In many states, there isn’t much a local government can do to create gun control. Preemption in these states prevents them from doing it, and there are very good reasons for these laws to exist. Not every state has preemption, but many others do.
One such state is Ohio. Local communities in the state don’t get to pass their own gun control laws.
However, the mayor of Toledo thought he found a way around it. He sent out questionnaires to all the suppliers his police department used.
Toledo, Ohio, Democratic Mayor Wade Kapszukiewicz’s attempts to cancel licensed firearm retailers who don’t accept his purity tests is backfiring on him, his city’s law enforcement and his community.
Mayor Kapszukiewicz announced he was forcing his own version of gun control after 2018’s tragic murders at a synagogue in Pittsburgh. His action didn’t address criminal misuse of firearms. Instead, he sent a questionnaire to every firearm and ammunition dealer that supplied the Toledo police department, trying to influence and steer taxpayer-funded city contracts. Mayor Kapszukiewicz’s questionnaire was to “weed out bad suppliers,” and make sure the city was only buying from “responsible companies.” To little surprise, the leading phrasing of the questionnaire wasn’t taken seriously.

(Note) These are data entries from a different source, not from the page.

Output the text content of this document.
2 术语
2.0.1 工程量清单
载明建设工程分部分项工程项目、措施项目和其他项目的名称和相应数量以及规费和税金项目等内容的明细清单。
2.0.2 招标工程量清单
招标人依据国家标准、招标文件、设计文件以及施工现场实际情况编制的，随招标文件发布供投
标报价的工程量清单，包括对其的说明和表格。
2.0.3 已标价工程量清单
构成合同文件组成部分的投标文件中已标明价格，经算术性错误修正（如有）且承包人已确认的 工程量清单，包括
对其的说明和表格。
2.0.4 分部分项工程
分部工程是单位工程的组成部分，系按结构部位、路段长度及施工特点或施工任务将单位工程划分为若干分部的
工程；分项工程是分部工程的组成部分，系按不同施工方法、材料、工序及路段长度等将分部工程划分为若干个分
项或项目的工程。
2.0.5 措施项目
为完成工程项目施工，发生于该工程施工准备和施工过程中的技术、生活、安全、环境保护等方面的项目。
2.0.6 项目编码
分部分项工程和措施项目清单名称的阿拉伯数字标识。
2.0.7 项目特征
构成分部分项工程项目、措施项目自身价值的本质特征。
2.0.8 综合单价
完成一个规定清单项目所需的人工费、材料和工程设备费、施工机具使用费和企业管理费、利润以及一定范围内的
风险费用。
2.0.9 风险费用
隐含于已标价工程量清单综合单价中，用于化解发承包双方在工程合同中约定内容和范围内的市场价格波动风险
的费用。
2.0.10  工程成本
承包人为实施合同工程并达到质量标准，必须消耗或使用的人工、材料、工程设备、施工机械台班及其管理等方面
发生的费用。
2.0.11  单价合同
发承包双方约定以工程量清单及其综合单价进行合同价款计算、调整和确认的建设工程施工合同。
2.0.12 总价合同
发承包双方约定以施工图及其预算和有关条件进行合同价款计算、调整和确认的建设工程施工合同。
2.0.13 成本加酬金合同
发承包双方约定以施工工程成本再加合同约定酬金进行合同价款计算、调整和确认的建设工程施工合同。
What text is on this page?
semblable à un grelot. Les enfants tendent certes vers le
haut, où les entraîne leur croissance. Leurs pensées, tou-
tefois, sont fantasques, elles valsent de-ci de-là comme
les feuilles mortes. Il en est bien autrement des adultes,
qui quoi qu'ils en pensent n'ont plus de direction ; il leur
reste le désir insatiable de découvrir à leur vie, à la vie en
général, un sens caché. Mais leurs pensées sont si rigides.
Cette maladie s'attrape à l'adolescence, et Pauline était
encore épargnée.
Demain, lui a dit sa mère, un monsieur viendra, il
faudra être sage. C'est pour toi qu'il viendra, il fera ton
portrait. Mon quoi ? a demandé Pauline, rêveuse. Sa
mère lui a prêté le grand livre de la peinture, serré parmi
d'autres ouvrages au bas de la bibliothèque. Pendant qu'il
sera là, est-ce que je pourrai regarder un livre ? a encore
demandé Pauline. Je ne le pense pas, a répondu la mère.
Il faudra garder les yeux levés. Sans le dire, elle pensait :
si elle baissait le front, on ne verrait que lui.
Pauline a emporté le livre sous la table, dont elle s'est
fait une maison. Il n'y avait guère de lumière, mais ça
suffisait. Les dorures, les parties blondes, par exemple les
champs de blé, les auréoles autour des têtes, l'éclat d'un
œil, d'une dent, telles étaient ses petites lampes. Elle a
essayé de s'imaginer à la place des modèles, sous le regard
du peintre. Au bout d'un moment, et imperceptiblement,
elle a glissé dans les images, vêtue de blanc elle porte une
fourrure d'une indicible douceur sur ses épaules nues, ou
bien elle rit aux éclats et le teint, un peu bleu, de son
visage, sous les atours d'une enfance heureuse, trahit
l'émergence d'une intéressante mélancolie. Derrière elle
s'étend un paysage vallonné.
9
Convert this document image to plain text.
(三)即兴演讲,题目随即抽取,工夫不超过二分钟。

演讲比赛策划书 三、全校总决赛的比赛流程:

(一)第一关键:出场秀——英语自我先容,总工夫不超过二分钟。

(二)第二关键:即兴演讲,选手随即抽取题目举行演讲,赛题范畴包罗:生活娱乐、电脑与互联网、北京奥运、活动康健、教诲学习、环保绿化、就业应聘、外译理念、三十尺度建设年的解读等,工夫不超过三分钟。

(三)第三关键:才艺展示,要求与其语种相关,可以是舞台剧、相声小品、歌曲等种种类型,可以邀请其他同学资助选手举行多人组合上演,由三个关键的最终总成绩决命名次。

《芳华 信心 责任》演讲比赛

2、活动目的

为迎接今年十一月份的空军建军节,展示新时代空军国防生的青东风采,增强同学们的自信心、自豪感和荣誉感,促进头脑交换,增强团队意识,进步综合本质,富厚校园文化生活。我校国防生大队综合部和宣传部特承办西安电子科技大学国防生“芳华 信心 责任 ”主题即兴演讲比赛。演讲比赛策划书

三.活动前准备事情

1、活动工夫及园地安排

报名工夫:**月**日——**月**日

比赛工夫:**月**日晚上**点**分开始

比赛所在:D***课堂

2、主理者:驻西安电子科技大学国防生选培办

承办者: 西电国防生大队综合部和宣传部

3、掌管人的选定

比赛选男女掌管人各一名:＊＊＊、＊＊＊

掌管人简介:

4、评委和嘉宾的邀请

The questions included things like whether a company makes or sells “assault weapons” for civilian use or asks which firearms they refuse to sell to civilians.
The thing is, none of the suppliers agree with Kapszukiewicz’s premise and thus, absolutely none of them were willing to play his game.
That made things interesting for the mayor.
The mayor already had the “right” answers in mind, threatening to cancel law enforcement contracts and placing citizens in further danger from violence. Retailers didn’t cave though, recognizing their critical importance to legally provide firearms to citizens lawfully exercising their rights. They knew they had the high ground. The mayor knew it too.
“We do have to purchase the weapons for our police department from companies that we don’t believe are responsible. We have no other choice,” Mayor Kapszukiewicz said. “While I might not say I’m not going to buy from you anymore, but I’m also not going to encourage anybody to buy from you anymore.’”
The problem is, most of these cities are too small to actually exert any real pressure on these companies. They make the lion’s share of their revenue from private citizens. That means they’re not willing to just roll over and let the city tell them what they can and can’t sell to other people. Not without a damn good reason.
In fact, if every supplier refuses to play that game, guess what happens? Nothing. No police department can function without weapons and ammunition, so while they might like to have a fat government contract for a good-size department, they’re not going to sink their business over it, especially when no one else will do the same either.
Anti-gun mayors need to come to understand that their departments are but a tiny fraction in number compared to the armed citizens of this country. You’re not going to pressure companies to completely ignore those private citizens so you can pat yourself on the back and pretend you’re doing the responsible thing.
Besides, real responsibility is to put guns in the hands of any law-abiding citizens who want one and can afford one. That allows those citizens to make a stand against the tyranny of the thug, thus making it far less likely the police will even need to be called.
Something tells me Kapszukiewicz doesn’t see it that way.